Isto a propósito da exposição de fotografias de Robert Mapplethorpe agora apresentada no Museu de Arte Contemporânea de Serralves, cujo conteúdo sexual implícito ou explícito, tem causado fortes reacções de puritanismo por parte da administração da instituição, que, segundo João Ribas, director artístico do Museu agora demissionário, teria interditado a sua visionamento a menores de 18 anos, ao mesmo tempo que teria retirado vários exemplares considerados mais chocantes.
Este diferendo é justificado de parte a parte com diversas razões e ataques que me abstenho de comentar, até porque este “dizes tu direi eu” que implica também declarações contra João Ribas por parte da Fundação Robert Mapplethorpe, está longe de estar esclarecido, ou seja, de quem é a iniciativa de censurar uma vasta obra artística de um dos maiores fotógrafos mundiais ou, no limite, se foi mesmo censurada.
No entanto e sem tomar partido por qualquer das partes até completo esclarecimento dos factos, há uma causa que não hesito em abraçar: a condenação mais veemente de qualquer forma de censura da Arte, tendência que desde Maio de 1968, a partir da Revolta Estudantil francesa, foi devidamente enquadrada na palavra de ordem “é proibido proibir”.
A condenação de imagens explícitas do sexo e do próprio corpo humano é já milenar, nascida na Alta Idade Média na sequência da queda do império romano e da consequente vitória do Cristianismo.
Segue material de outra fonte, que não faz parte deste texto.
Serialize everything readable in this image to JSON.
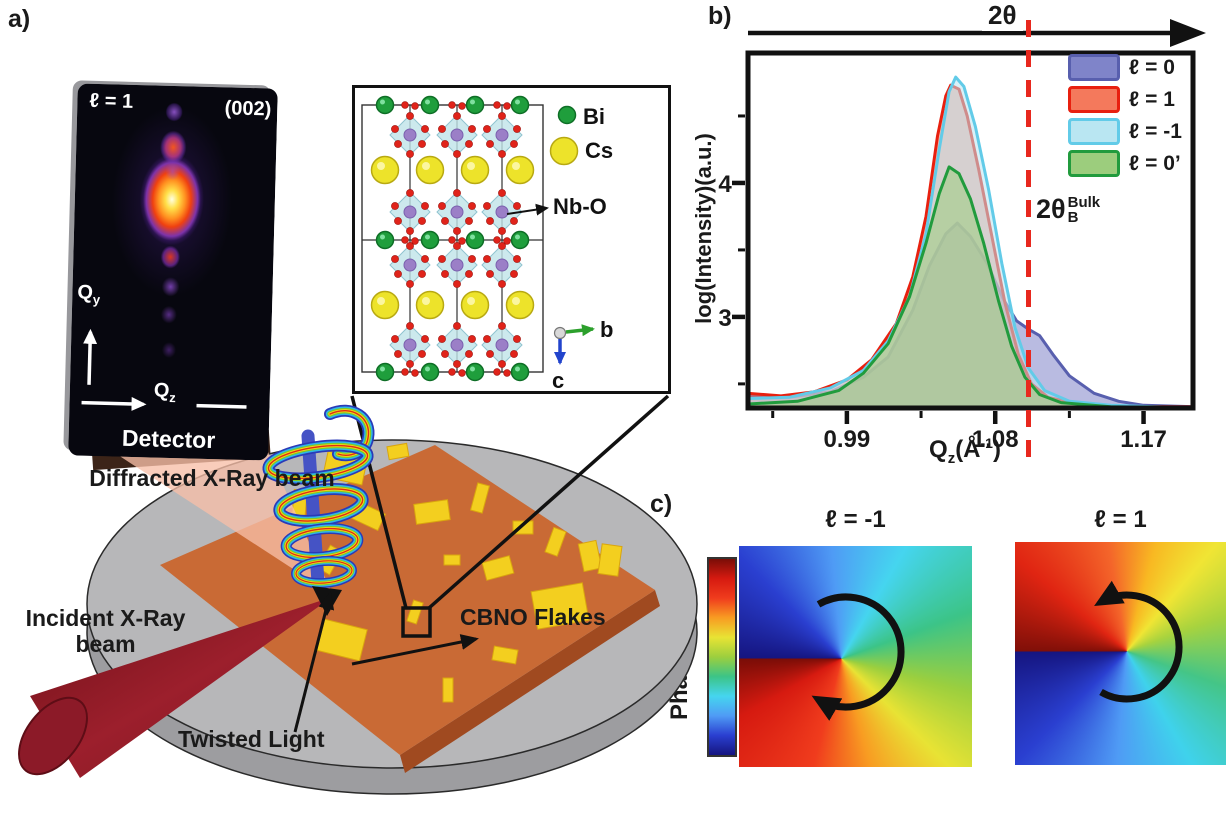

As únicas excepções eram a representação de Adão e Eva, das cenas do Inferno e, posteriormente das Almas do Purgatório, únicos casos em que os nus eram permitidos. Porque sexo e corpo humano passaram a ser diabolizados sistematicamente, como se a própria igreja não os considerasse obra de um deus que fizera a humanidade à sua imagem e semelhança.
O Renascimento atenuou este interdito, com a glorificação dos nus heróicos ou francamente sensuais da Mitologia Clássica, que invadiram os palácios dos próprios papas e outros príncipes da Igreja. A beleza e harmonia destas obras-primas de génios da pintura e da escultura como Miguel Ângelo, Leonardo da Vinci ou Botticelli, levou ao coração do Vaticano este gosto pronunciadamente pagão, nomeadamente ao tecto da Capela Sistina, com o mecenato de papas como Júlio II.
Claro que a Contra-Reforma, apoiada pela censura inquisitorial lidava contraditoriamente com esta licença herética e o Concílio de Trento tratou de proibir todas as manifestações de arte “pagã”, ao menos no interior das igrejas.
A Revolução Francesa e todas as revoluções liberais acentuaram a permissão e o gosto pelo nu, sob as mais diversas formas, muitas vezes sob o pretexto da representação de alegorias laudatórias dos novos valores dos séculos XIX e início do XX, a Pátria, a Raça, a Nação, o Império, que fomentaram as guerras mais sangrentas da História.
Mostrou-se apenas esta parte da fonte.